Du Nouveau Roman à l’Académie

Publié le 26 avril 2004 Lecture : 1 minute.

Ainsi donc, Alain Robbe-Grillet, dont la femme, Jeanne de Berg, auteur de romans sadomaso, aime tant à se travestir, a-t-il décidé, sur le tard et à son tour, de se déguiser en académicien français. Le masque et les plumes : voici un couple qui, même le jour du carnaval, ne passera pas inaperçu sur le pont des Arts. Du moins ce spectacle de la vanité couronnée et du cynisme triomphant aura-t-il été épargné à Nathalie Sarraute et Samuel Beckett, qui posèrent jadis à ses côtés, pour une photo de groupe du Nouveau Roman, dont Robbe-Grillet s’était octroyé le secrétariat perpétuel.

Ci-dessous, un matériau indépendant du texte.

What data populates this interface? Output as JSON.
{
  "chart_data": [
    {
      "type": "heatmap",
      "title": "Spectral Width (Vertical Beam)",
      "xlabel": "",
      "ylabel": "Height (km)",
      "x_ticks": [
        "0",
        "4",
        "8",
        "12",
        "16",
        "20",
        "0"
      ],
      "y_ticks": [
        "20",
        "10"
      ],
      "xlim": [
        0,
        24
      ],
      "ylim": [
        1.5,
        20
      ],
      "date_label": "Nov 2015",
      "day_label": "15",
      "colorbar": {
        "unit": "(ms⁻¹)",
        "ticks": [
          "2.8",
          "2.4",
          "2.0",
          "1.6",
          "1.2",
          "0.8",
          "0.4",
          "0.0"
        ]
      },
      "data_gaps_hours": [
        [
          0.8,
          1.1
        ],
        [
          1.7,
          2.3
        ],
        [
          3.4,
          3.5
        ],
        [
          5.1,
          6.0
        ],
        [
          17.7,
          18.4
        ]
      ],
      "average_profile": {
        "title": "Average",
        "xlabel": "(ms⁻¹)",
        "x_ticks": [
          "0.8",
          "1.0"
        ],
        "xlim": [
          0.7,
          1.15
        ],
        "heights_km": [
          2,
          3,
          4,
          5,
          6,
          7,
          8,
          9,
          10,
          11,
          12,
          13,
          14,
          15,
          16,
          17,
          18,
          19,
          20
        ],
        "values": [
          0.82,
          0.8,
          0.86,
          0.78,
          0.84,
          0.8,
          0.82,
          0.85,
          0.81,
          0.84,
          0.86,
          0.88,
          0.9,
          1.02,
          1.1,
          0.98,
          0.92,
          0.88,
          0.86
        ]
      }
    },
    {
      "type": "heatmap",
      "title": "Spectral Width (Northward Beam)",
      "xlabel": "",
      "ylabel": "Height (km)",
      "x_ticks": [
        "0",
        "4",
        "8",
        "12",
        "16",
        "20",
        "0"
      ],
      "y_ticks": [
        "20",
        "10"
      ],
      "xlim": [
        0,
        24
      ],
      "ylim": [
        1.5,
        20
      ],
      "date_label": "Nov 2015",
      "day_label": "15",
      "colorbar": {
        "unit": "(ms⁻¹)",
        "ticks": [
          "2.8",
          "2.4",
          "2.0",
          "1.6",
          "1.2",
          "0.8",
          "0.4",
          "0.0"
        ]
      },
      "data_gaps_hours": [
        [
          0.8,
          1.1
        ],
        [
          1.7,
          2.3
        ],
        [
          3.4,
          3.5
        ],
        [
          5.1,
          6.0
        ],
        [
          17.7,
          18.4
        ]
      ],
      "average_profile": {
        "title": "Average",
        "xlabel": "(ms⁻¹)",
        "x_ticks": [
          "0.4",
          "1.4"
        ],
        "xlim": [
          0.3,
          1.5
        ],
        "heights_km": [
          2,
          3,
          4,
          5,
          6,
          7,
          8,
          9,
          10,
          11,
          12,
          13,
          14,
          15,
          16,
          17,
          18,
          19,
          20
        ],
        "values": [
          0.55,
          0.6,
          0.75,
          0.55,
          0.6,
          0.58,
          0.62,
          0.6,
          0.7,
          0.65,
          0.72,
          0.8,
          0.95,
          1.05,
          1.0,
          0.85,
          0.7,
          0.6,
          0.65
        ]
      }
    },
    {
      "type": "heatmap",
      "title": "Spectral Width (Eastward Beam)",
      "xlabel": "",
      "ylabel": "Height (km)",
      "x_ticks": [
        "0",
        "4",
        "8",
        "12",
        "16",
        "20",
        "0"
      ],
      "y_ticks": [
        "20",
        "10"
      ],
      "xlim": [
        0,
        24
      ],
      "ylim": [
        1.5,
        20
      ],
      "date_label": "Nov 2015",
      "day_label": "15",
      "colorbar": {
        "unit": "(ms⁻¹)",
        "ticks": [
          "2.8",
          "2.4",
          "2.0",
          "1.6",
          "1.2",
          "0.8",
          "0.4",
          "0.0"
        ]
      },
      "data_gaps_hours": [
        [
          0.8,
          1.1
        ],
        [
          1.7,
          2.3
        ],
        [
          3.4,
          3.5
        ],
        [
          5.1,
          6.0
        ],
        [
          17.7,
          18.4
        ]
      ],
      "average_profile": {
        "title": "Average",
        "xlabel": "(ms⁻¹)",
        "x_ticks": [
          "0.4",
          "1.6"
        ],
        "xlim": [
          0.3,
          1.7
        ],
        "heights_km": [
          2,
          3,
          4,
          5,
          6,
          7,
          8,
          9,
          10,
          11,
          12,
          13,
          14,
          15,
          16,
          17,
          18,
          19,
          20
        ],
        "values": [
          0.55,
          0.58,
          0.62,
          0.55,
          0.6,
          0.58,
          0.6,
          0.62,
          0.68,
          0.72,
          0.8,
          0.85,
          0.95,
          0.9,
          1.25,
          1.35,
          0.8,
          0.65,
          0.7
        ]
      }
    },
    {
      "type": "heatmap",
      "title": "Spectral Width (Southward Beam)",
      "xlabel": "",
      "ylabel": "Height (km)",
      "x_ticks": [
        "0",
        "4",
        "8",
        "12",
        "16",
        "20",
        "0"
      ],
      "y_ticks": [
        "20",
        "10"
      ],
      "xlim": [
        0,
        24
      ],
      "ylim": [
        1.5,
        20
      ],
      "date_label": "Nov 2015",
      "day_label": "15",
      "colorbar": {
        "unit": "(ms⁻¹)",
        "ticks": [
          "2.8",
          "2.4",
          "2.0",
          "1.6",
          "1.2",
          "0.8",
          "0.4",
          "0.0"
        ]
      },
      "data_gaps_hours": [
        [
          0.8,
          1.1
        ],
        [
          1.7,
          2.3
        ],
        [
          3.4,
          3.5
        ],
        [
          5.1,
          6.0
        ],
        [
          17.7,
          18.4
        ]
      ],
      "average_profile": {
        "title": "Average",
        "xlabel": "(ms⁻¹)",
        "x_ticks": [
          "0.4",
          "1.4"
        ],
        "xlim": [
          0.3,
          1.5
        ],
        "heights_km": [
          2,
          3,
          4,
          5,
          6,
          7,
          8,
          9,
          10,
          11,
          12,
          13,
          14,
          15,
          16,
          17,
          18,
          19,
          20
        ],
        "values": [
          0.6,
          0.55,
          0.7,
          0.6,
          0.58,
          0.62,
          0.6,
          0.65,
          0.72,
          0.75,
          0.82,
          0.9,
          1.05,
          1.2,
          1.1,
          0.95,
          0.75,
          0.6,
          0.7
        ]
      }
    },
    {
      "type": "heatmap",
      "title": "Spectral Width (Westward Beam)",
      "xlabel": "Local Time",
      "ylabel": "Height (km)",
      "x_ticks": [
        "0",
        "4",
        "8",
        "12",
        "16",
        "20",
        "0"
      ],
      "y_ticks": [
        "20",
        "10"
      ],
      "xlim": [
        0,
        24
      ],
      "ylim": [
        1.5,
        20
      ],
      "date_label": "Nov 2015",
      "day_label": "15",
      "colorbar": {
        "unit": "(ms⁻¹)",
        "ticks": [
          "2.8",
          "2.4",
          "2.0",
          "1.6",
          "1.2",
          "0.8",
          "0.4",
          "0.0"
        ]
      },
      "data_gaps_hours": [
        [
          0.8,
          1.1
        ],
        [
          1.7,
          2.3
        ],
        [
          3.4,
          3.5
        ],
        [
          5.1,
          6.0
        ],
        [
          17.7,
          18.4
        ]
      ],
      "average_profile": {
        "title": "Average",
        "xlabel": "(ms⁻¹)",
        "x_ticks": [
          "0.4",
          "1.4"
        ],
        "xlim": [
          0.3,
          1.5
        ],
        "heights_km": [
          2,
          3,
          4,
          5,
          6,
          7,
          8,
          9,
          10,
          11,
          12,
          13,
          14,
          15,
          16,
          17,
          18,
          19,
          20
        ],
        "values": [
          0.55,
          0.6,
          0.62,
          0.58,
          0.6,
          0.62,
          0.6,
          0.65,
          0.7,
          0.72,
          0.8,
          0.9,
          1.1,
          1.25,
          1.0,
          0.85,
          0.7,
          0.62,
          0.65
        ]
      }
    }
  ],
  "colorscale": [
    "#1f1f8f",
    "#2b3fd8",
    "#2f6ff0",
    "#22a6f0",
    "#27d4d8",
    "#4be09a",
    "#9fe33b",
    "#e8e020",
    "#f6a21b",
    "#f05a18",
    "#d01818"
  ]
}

Que l’ancien ingénieur agronome se soit présenté au fauteuil d’un commissaire-priseur et que le contempteur du « roman traditionnel » aspire à siéger entre Henri Troyat et Pierre-Jean Rémy a étonné les ethnologues de la vie littéraire. L’issue était pourtant fatale.
Car Robbe-Grillet, pour qui la littérature est une promotion, pas un art, n’a travaillé toute sa vie qu’à sa propre gloire et constitué, de Cerisy-la-Salle à l’université de New York, des cénacles de glossateurs afin que son oeuvre, à défaut d’être lue, soit sans cesse étudiée.
Tandis que l’auteur des Gommes se fait tailler pour 45 000 euros un somptueux habit vert, son contemporain Michel Butor, à qui la salopette de Bricomarché sied si bien, publie chez Gallimard une merveilleuse Anthologie nomade (10,50 euros). Indifférent aux grandeurs d’établissement, l’autre barbe blanche du Nouveau Roman parcourt le monde avec une volatile liberté, une démiurgique curiosité. « J’ai fui. Je respire », écrit-il. Nous aussi.